Creemos comúnmente que los grandes sucesos cargados de melancolía, tristeza, desdén y desprecio, sólo pueden ocurrir en días grises, tristes, lluviosos y fríos, de esos días apagados en los que al sol le da pereza brillar y las nubes desfilan como fantasmas sin rumbo y apocan aún más, la ya tenue, luz del sol. Y entre refracciones amorfas de un caleidoscopio defectuoso se pasa el día y se llena el corazón de angustia, causando así todos los vaticinios siniestros antes mencionados. Pero, esta vez, había un sol enorme desfilando en el cielo, pocas nubes, aunque las escasez era subvenida por lo blanco y reluciente de ellas, por las formas agraciadas y gráciles de éstas, que se configuraban en el horizonte del cielo formando una cúpula de un azul tan puro rodeada de una corona de blancura, de un relicario de nubes de algodón, Azul tan profundo y majestuoso que se podía confundir con el mar, sino fuera porque para verlo había que elevar la cabeza. El aire olía a verano, a alegría y encantamiento, sin embargo, los rayos del sol no superaban el umbral de calidez necesaria para ser molestos, así era, un día perfecto, para un “bon voyage” con destino incierto y menospreciado.

El tren tardó poco. La plataforma de abordaje estaba completamente vacía. Sólo yo y tres hojas de un periódico de ayer o antier que revoloteaban sin rumbo por el pavimento, hasta que una de ellas se pegó estrepitosamente a una de las bancas de la estación, causando un estruendo de relámpago que atravesó rápidamente el ambiente taciturno de tan abandonada estación, la que un día fuera la estación emblema de todo el sistema, ya no era más que un tributo a una era antigua que se había agotado con el tiempo y dejó atrás sólo el cemento, los rieles, las sillas y la profunda y angustiosa soledad que allí habitaba. Hasta que el bufido del tren acercándose y la inconfundible onomatopeya –chucu, chucu- que se producía por cada ciclo de giro de las ruedas poco aceitadas y descuidadas del expreso al olvido.

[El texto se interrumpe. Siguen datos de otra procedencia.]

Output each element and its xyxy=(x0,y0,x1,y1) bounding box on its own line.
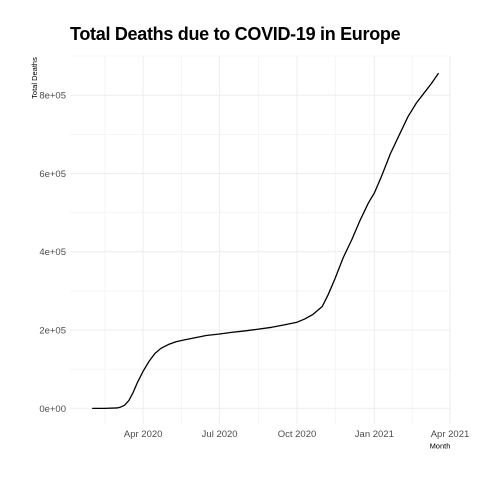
y-axis-tick-labels: 0e+00 2e+05 4e+05 6e+05 8e+05 xyxy=(39,91,66,415)
x-tick-label: Jul 2020 xyxy=(202,429,238,440)
y-tick-label: 0e+00 xyxy=(39,404,66,415)
x-tick-label: Jan 2021 xyxy=(355,429,394,440)
y-tick-label: 2e+05 xyxy=(39,326,66,337)
x-tick-label: Oct 2020 xyxy=(278,429,317,440)
series-line xyxy=(92,72,439,409)
chart-title: Total Deaths due to COVID-19 in Europe xyxy=(70,24,401,44)
minor-gridlines xyxy=(70,55,450,424)
major-gridlines xyxy=(70,56,451,424)
y-axis-title: Total Deaths xyxy=(30,57,39,99)
x-tick-label: Apr 2020 xyxy=(124,429,163,440)
series-layer xyxy=(92,72,439,409)
x-axis-tick-labels: Apr 2020 Jul 2020 Oct 2020 Jan 2021 Apr 2021 xyxy=(124,429,469,440)
y-tick-label: 4e+05 xyxy=(39,247,66,258)
x-tick-label: Apr 2021 xyxy=(431,429,470,440)
y-tick-label: 6e+05 xyxy=(39,169,66,180)
y-tick-label: 8e+05 xyxy=(39,91,66,102)
x-axis-title: Month xyxy=(430,442,451,451)
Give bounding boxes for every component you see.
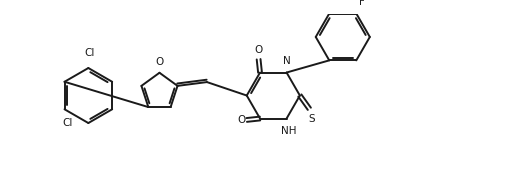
Text: S: S (308, 114, 315, 125)
Text: O: O (155, 57, 164, 67)
Text: F: F (359, 0, 365, 7)
Text: Cl: Cl (63, 118, 73, 128)
Text: Cl: Cl (84, 48, 94, 58)
Text: NH: NH (281, 126, 296, 136)
Text: O: O (237, 115, 245, 125)
Text: N: N (283, 56, 291, 66)
Text: O: O (254, 44, 263, 54)
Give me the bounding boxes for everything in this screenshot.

Luego de abordarlo, tome asiento en la silla más cómoda. Una ventana enorme en cuyo vano arqueado, descansaba un marco decorado en oro y tallado a mano. Un vidrio transparente cubría la ventana corrediza, la cual permitía una apertura completa y un flujo de viento constante y agradable el cual bamboleaba mi cabello y refrescaba mi atribulado espíritu. Recordando la mejor compañía, saque de mi equipaje un gran libro. El cual sólo poseía hojas en blanco y carentes de letras, aun así, hoja por hoja, desde la portada hasta la guarda, comencé a leerlo, a disfrutarlo, a escribirlo. Acompañándolo, con un trago de café, de aquél que había preparado en la madrugada, embotellado en el precario termo negro de toda la vida, contenedor que tantas veces me había guardado el café tibio hasta la llegada de la noche. Café amargo, que bebía para recordar la amargura de la soledad acompañada que padecía.

Mi destino no era alcanzable, pero el viaje fue encantador, de aprendizaje, revitalizador. En él, medité acerca de las dificultades, de las perdidas y fracasos, de todo aquello que me había desanimado y acabado. Y la iluminación me golpeo a la cara, como aquella corriente constante de viento que se filtraba por la ventana abierta en su totalidad. El tren seguía andando, incluso en contra del viento. Rugía y silbaba con ahínco, y nada lo detenía. Así como las inconsistencias de los rieles tampoco lo hacían desfallecer en su andar. Camino al abandono, en el expreso al olvido, fui feliz con mi café y mi libro en blanco, aceptando mis penas y dándole el merecido respeto a cada una de ellas. Sin exagerar en su valor, ni menospreciar su dificultad. En aquél vagón, por fin, logré olvidarme de ti, de ellos, de nosotros, de todo. Y fui libre, como jamás lo había sido.